Em comunicado, o Ministério liderado por Augusto Santos Silva considera a medida uma "decisão muito importante" que "permitirá repor a habitual mobilidade de pessoas entre Portugal e o Reino Unido, qualquer que seja o motivo das deslocações".

"É, de facto, uma medida de particular relevância para os mais de 300 mil portugueses que residem no Reino Unido, bem como para os mais de 30 mil britânicos que escolheram Portugal para viver, bem como para as muitas centenas de estudantes portugueses em universidades britânicas e trabalhadores e quadros profissionais que têm de se deslocar regularmente entre os dois países", lê-se no texto.

O MNE salienta que a decisão britânica resulta de um "intenso trabalho bilateral" ao nível político e técnico de transmissão de "toda a informação relativa à situação e evolução epidemiológica portuguesa" e constitui "o reconhecimento da evolução positiva da situação em Portugal, nomeadamente a capacidade para testar em larga escala, detetar os casos positivos, controlar a sua transmissão e tratá-los da forma mais adequada".

MIGUEL A. LOPES

O comunicado precisa ainda que a decisão anunciada por Londres "entra em vigor às 04:00 do próximo sábado, dia 22 de agosto", a partir de quando "todas as viagens para Portugal são consideradas seguras pelo Governo britânico e nenhuma pessoa, chegando ao Reino Unido proveniente de Portugal, ficará sujeita à obrigação de um período de quarentena".

"O Reino Unido junta-se assim à Polónia, à Grécia, à República Checa, à Hungria, a Malta, à Roménia, à Bélgica, aos Países Baixos, à Dinamarca e ao Chipre no levantamento de restrições à mobilidade de passageiros oriundos de Portugal", conclui o comunicado.

Madeira espera receber muitos britânicos

O secretário regional do Turismo da Madeira diz que se fez justiça e espera que muitos britânicos visitem agora o arquipélago.

“A notícia é muito positiva para a região”, considera Eduardo Jesus.
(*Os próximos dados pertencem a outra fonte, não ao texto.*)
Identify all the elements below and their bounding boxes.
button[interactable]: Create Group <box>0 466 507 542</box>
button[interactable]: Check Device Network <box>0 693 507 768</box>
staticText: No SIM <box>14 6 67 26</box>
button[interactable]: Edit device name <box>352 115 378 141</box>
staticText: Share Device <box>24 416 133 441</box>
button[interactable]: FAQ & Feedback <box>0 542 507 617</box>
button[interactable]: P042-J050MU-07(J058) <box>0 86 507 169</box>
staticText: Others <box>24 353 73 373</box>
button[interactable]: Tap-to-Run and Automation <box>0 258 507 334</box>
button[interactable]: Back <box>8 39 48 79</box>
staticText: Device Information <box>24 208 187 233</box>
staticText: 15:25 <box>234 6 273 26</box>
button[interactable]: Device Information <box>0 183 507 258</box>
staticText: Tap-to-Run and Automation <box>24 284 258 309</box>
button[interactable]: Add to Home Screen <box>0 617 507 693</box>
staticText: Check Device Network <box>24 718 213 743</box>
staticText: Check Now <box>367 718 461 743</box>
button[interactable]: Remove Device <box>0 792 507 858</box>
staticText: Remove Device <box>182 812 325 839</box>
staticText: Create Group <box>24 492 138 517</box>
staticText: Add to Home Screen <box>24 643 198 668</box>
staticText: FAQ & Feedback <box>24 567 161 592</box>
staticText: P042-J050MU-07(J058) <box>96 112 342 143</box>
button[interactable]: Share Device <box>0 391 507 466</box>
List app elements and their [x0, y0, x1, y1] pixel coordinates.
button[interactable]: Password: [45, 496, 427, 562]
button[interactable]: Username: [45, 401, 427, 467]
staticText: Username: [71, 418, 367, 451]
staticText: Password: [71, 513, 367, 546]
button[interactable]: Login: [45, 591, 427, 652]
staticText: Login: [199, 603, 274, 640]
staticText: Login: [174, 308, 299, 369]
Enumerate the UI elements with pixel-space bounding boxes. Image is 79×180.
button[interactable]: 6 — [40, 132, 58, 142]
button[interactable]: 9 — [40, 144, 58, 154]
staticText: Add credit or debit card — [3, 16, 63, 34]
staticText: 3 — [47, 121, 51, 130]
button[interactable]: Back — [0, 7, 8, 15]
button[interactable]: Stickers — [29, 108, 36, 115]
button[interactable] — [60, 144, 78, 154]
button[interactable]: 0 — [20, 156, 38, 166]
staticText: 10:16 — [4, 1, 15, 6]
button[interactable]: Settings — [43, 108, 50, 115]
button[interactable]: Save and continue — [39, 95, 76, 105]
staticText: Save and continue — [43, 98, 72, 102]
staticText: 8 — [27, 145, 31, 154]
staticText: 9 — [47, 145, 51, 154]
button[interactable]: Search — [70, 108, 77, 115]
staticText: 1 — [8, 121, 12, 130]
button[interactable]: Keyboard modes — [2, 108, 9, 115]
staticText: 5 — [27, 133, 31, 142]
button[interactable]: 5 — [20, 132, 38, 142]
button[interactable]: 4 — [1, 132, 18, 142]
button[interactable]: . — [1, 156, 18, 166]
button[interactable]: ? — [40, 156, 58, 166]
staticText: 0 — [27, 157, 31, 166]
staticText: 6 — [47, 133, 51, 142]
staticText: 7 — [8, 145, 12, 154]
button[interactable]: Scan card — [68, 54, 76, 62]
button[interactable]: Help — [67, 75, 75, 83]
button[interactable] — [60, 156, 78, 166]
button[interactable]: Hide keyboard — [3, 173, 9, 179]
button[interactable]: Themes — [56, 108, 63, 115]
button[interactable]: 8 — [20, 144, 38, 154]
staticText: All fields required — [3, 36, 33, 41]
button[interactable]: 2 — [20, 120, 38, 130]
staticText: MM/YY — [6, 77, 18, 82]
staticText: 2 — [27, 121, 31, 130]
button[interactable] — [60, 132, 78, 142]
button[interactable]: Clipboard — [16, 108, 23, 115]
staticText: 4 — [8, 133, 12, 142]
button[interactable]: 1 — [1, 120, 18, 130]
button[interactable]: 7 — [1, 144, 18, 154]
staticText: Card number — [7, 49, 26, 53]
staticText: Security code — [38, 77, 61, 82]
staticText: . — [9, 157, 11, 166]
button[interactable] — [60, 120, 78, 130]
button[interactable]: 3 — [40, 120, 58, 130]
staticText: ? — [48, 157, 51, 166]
Croácia, Áustria e a ilha de Trinidad e Tobago ficam de fora

Pelo contrário, Croácia, Áustria e a ilha de Trinidad e Tobago, nas Caraíbas, vão ser retiradas da lista devido ao crescente número de infeções, tal como tinha acontecido na semana passada com França, Países Baixos, Mónaco, Malta, as ilhas Turcas e Caicos e Aruba, e anteriormente com Bélgica, Andorra, Bahamas, Espanha e Luxemburgo.

Reino Unido regista segundo maior número de casos de Covid-19

O Reino Unido registou esta quinta-feira mais seis mortes e 1.182 infeções de Covid-19 nas últimas 24 horas, o segundo maior número de casos desde 21 de junho, anunciou o Ministério da Saúde britânico.

Na quarta-feira tinham sido registadas 16 mortes e 812 infeções, mas nos seis dias anteriores o número de casos ultrapassou sempre o milhar, refletindo um novo agravamento da pandemia no país.